I don’t understand why we’re supposed to be concerned about the fate of the foreign relatives of the very people who are trying to ban Christmas and have publicly declared war on Christianity:

I find it troubling that, because of Ahmadinejad’s vitriol (and nuclear threats) against Israel, and his denial of the Holocaust, non-Jewish students seem to regard this as a Jewish problem, about which they can comfortably be passive, and evaluate the speaker as if his words, occasionally reasonable, had any relation to his actions. There is nothing sophisticated about the intellectual pose, common among students, that one must listen and evaluate “each side.” (Which, in any case, they don’t mean when it comes to conservatives.) Listening legitimates.

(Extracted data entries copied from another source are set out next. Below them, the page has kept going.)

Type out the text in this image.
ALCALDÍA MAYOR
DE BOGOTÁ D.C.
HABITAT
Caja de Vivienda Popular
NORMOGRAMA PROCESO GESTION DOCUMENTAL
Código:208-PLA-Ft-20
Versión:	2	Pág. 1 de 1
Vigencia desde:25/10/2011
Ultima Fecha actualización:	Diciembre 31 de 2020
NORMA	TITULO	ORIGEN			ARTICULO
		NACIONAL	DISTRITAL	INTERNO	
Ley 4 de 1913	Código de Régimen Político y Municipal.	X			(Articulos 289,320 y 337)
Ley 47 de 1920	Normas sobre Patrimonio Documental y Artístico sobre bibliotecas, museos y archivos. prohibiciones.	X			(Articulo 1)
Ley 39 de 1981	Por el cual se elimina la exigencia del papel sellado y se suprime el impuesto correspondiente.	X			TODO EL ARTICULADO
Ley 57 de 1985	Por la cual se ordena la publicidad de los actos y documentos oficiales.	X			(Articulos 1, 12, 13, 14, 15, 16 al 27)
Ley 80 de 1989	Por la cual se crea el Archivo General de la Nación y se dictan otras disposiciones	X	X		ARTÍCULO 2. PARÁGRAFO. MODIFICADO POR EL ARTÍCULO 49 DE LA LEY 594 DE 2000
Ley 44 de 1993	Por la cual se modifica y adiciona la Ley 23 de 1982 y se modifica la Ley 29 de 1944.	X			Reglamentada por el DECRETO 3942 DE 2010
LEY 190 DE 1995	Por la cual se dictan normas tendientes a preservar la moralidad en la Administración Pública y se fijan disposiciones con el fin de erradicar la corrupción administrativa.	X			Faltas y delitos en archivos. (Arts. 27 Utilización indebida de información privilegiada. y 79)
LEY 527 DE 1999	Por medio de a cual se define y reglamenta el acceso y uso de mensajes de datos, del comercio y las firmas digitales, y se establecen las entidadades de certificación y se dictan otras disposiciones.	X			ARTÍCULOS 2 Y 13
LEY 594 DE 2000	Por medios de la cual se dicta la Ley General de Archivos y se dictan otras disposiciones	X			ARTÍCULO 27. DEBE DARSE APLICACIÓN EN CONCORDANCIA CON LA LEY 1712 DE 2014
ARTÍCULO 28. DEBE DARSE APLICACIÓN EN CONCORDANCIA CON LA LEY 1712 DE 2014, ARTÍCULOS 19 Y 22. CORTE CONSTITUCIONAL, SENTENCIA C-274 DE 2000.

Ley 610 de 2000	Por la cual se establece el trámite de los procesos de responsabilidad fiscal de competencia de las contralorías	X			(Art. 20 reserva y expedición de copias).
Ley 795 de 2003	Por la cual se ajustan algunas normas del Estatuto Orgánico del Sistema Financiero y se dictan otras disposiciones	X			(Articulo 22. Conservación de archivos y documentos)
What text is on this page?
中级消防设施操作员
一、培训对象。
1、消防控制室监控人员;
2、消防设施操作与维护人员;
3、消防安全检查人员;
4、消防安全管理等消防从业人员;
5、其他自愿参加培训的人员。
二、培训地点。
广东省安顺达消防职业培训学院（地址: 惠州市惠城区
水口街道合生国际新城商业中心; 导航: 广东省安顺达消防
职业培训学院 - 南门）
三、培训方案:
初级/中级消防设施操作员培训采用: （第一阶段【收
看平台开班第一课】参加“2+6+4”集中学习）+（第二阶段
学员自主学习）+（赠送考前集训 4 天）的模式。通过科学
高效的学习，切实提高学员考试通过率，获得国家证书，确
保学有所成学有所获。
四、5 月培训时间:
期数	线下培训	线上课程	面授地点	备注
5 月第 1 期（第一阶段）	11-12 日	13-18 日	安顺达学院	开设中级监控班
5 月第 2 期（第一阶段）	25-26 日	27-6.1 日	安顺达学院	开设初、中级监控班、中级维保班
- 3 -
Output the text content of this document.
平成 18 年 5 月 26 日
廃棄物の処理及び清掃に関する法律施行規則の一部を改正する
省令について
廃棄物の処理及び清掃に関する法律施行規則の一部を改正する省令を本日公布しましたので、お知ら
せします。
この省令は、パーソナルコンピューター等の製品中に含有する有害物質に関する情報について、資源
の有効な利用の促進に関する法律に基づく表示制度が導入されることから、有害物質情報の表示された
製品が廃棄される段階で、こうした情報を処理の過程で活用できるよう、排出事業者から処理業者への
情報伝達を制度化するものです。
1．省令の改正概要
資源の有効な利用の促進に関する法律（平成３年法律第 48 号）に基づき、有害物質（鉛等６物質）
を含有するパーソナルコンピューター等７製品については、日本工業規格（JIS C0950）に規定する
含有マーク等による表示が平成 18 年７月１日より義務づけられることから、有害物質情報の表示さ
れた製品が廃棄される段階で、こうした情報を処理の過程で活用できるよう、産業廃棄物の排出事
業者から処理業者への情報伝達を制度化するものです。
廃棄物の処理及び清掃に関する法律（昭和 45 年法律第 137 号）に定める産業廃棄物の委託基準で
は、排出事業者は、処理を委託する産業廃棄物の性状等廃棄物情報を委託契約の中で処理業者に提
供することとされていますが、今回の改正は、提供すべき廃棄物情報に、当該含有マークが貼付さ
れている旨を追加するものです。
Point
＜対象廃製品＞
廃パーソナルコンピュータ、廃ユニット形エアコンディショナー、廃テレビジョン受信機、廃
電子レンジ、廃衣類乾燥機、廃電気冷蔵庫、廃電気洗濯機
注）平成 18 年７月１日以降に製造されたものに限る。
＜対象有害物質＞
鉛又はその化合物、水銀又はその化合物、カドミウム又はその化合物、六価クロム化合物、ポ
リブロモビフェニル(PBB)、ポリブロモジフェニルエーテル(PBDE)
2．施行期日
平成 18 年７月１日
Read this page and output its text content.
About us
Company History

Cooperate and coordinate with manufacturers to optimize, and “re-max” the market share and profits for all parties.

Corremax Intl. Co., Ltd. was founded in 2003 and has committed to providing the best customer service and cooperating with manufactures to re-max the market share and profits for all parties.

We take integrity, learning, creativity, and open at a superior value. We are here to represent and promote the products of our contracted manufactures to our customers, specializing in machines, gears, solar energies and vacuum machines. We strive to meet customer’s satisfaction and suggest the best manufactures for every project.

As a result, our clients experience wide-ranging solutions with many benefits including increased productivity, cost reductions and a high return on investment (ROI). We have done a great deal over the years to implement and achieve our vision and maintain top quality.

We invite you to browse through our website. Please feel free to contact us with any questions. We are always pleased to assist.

Now there are many reasonable Jews and Israelis whom I like and respect. Nor do I have any affection for the Islamic Republic whatsoever; I have two Christian Iranian friends who were forced to flee for their lives from the Islamic revolutionaries. But the fact is that Iran poses no danger to America and Ahmadinejad and his rambling rhetoric are far less likely to cause problems for Americans than the sort of Ivy League Jew who doesn’t believe that Americans should even LISTEN to free speech.

I’m guessing that like many of her left-leaning co-religionists, she’s probably not all that keen on the Constitutional freedoms of association, the press and the right to bear arms either.

Anyhow, God’s chosen people would do well to rely on God rather than the strength of a Christian nation that many of them appear to despise.